More about vaccine side effects in babies
Find out more in this leaflet about what to expect after vaccinations on GOV.UK.
What to do if your baby is unwell after the rotavirus vaccine
As with all vaccines, a few babies will have side effects, such as diarrhoea, although they're usually mild and do not last long. Most babies will not have any problems at all.
Also, bear in mind that diarrhoea and vomiting in babies is common and may be unrelated to the vaccine.

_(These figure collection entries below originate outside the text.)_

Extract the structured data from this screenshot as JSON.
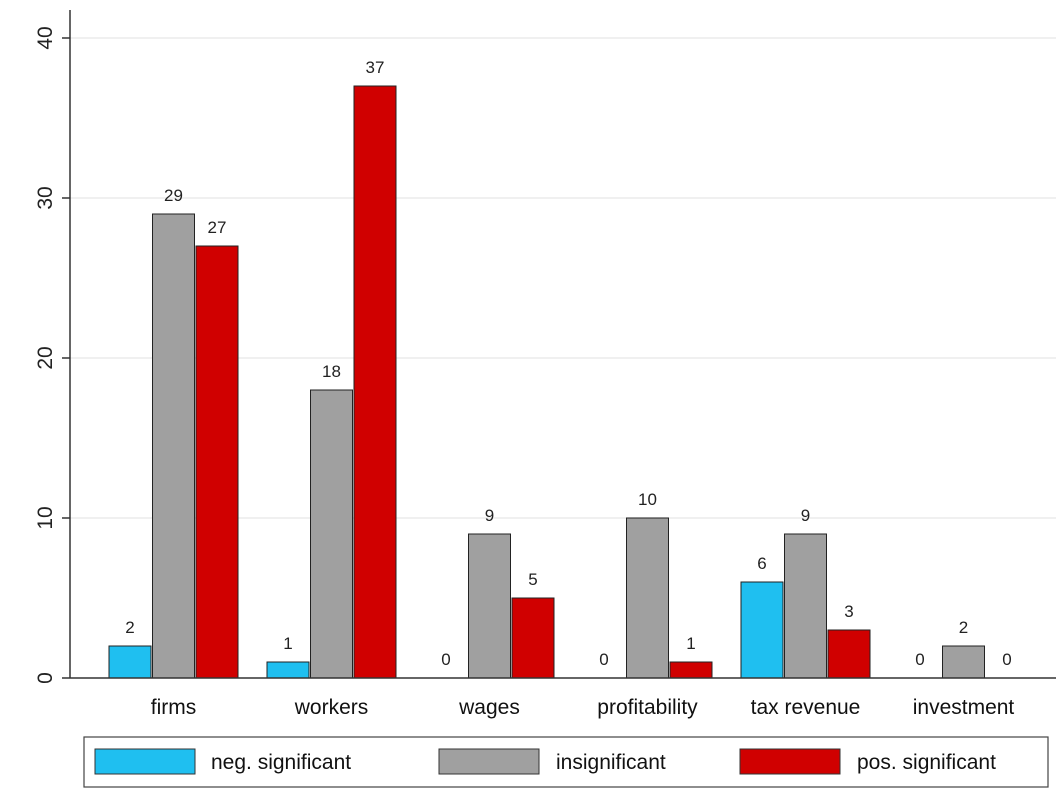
{
  "chart_data": {
    "type": "bar",
    "categories": [
      "firms",
      "workers",
      "wages",
      "profitability",
      "tax revenue",
      "investment"
    ],
    "series": [
      {
        "name": "neg. significant",
        "color": "#1fbff0",
        "values": [
          2,
          1,
          0,
          0,
          6,
          0
        ]
      },
      {
        "name": "insignificant",
        "color": "#a0a0a0",
        "values": [
          29,
          18,
          9,
          10,
          9,
          2
        ]
      },
      {
        "name": "pos. significant",
        "color": "#d00000",
        "values": [
          27,
          37,
          5,
          1,
          3,
          0
        ]
      }
    ],
    "ylim": [
      0,
      40
    ],
    "yticks": [
      0,
      10,
      20,
      30,
      40
    ],
    "grid": true,
    "legend_position": "bottom",
    "xlabel": "",
    "ylabel": "",
    "title": ""
  }
}
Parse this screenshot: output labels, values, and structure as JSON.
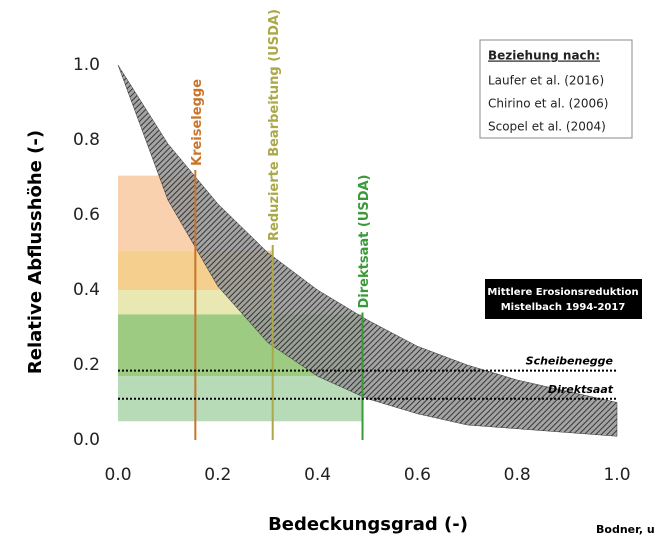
{
  "chart_data": {
    "type": "band",
    "xlabel": "Bedeckungsgrad (-)",
    "ylabel": "Relative Abflusshöhe (-)",
    "xlim": [
      0,
      1
    ],
    "ylim": [
      0,
      1
    ],
    "xticks": [
      {
        "value": 0,
        "label": "0.0"
      },
      0.2,
      0.4,
      0.6,
      0.8,
      {
        "value": 1,
        "label": "1.0"
      }
    ],
    "yticks": [
      {
        "value": 0,
        "label": "0.0"
      },
      0.2,
      0.4,
      0.6,
      0.8,
      {
        "value": 1,
        "label": "1.0"
      }
    ],
    "band": {
      "x": [
        0,
        0.1,
        0.2,
        0.3,
        0.4,
        0.5,
        0.6,
        0.7,
        0.8,
        0.9,
        1.0
      ],
      "upper": [
        1,
        0.79,
        0.63,
        0.5,
        0.4,
        0.32,
        0.25,
        0.2,
        0.16,
        0.13,
        0.1
      ],
      "lower": [
        1,
        0.64,
        0.41,
        0.26,
        0.17,
        0.11,
        0.07,
        0.04,
        0.03,
        0.02,
        0.01
      ],
      "color": "#333333"
    },
    "ranges": [
      {
        "x": [
          0,
          0.155
        ],
        "y": [
          0.505,
          0.705
        ],
        "color": "#f9c9a0"
      },
      {
        "x": [
          0,
          0.31
        ],
        "y": [
          0.4,
          0.505
        ],
        "color": "#f2c77a"
      },
      {
        "x": [
          0,
          0.31
        ],
        "y": [
          0.335,
          0.4
        ],
        "color": "#e6e4a4"
      },
      {
        "x": [
          0,
          0.49
        ],
        "y": [
          0.17,
          0.335
        ],
        "color": "#8dc26c"
      },
      {
        "x": [
          0,
          0.49
        ],
        "y": [
          0.05,
          0.17
        ],
        "color": "#a9d5a9"
      }
    ],
    "markers": [
      {
        "label": "Kreiselegge",
        "x": 0.155,
        "top": 0.72,
        "color": "#c8742a"
      },
      {
        "label": "Reduzierte Bearbeitung (USDA)",
        "x": 0.31,
        "top": 0.52,
        "color": "#aaa848"
      },
      {
        "label": "Direktsaat (USDA)",
        "x": 0.49,
        "top": 0.34,
        "color": "#3a9a3a"
      }
    ],
    "references": [
      {
        "label": "Scheibenegge",
        "y": 0.185
      },
      {
        "label": "Direktsaat",
        "y": 0.11
      }
    ],
    "box_label": [
      "Mittlere Erosionsreduktion",
      "Mistelbach 1994-2017"
    ],
    "legend": {
      "title": "Beziehung nach:",
      "entries": [
        "Laufer et al. (2016)",
        "Chirino et al. (2006)",
        "Scopel et al. (2004)"
      ]
    },
    "credit": "Bodner, u"
  }
}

A baby can get rotavirus infection after being vaccinated, but this is uncommon, and the illness is usually milder than it would have been if they had not been vaccinated.
See a GP if your baby is very unwell or the illness is lasting a long time, or if you're concerned in any way about their health after the vaccination.
How to report a vaccine side effect
The Yellow Card Scheme allows you to report suspected side effects from a vaccine.
It's run by the medicines safety watchdog the Medicines and Healthcare products Regulatory Agency (MHRA).